Exploring Policies and Social Interventions to Address Depression and Alcohol Misuse in Older Adults
April 10, 2019
Depression, with a prevalence around 13 percent, is the leading mental health issue among older adults. Later-life depression is particularly concerning given its association with numerous comorbidities. Alcohol misuse is also an emerging public health problem among older people and the two conditions often coexist.
New research, led by Ivana Stankov, PhD, senior research scientist at the Urban Health Collaborative at the Dornsife School of Public Health at Drexel, used an agent-based model (ABM) to investigate depression and excessive alcohol consumption among urban, older adults. This study is one of a few using complex systems simulations to understand how different policy levers can be used to improve mental health outcomes.
Study findings suggest a relationship between depression and alcohol misuse, though the feedback interactions between them may not be strong. The ABM also suggests that alcohol misuse patterns among older adults may be relatively insensitive to changes in alcohol pricing. Social interventions targeting isolated and depressed older adults to increase their social connectedness may be effective in reducing the prevalence of depression overall.

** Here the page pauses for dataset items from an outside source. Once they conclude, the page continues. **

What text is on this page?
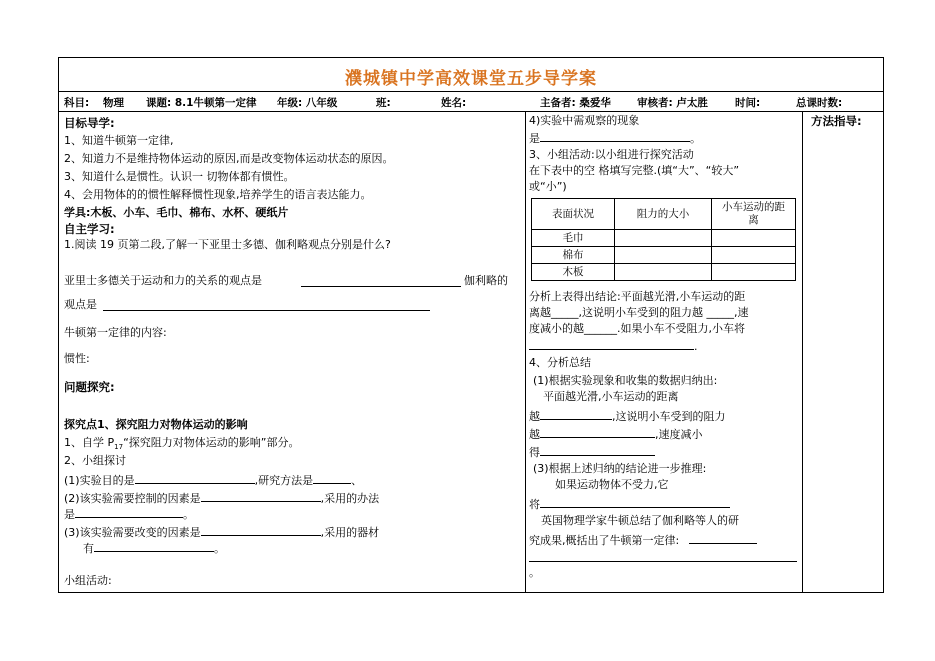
濮城镇中学高效课堂五步导学案
科目: 物理 课题: 8.1牛顿第一定律 年级: 八年级	班:	姓名:	主备者: 桑爱华 审核者: 卢太胜	时间:	总课时数:
目标导学:
1、知道牛顿第一定律,
2、知道力不是维持物体运动的原因,而是改变物体运动状态的原因。
3、知道什么是惯性。认识一 切物体都有惯性。
4、会用物体的的惯性解释惯性现象,培养学生的语言表达能力。
学具:木板、小车、毛巾、棉布、水杯、硬纸片
自主学习:
1.阅读 19 页第二段,了解一下亚里士多德、伽利略观点分别是什么?
亚里士多德关于运动和力的关系的观点是	伽利略的
观点是
牛顿第一定律的内容:
惯性:
问题探究:
探究点1、探究阻力对物体运动的影响
1、自学 $P_{17}“$探究阻力对物体运动的影响”部分。
2、小组探讨
(1)实验目的是	,研究方法是	、
(2)该实验需要控制的因素是	,采用的办法
是	。
(3)该实验需要改变的因素是	,采用的器材
有	。
小组活动:
4)实验中需观察的现象
是	。
3、小组活动:以小组进行探究活动
在下表中的空 格填写完整.(填“大”、“较大”
或“小”)
表面状况	阻力的大小	小车运动的距离
毛巾		
棉布		
木板		
分析上表得出结论:平面越光滑,小车运动的距
离越_____,这说明小车受到的阻力越 _____,速
度减小的越______.如果小车不受阻力,小车将
.
4、分析总结
(1)根据实验现象和收集的数据归纳出:
平面越光滑,小车运动的距离
越	,这说明小车受到的阻力
越	,速度减小
得
(3)根据上述归纳的结论进一步推理:
如果运动物体不受力,它
将
英国物理学家牛顿总结了伽利略等人的研
究成果,概括出了牛顿第一定律:
。
方法指导:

“We hope that this research will provide insights into the potential effectiveness of taxation policies and interventions designed to reduce social isolation among older adults, and the importance of targeting in such efforts,” Stankov said. Further research on the impact of alcohol taxes and alcohol outlet density, drinking patterns among older adults, by gender, and across the socioeconomic spectrum, are needed to gauge the potential effectiveness of new policies on alcohol misuse.
This research was published in Social Psychiatry and Psychiatric Epidemiology.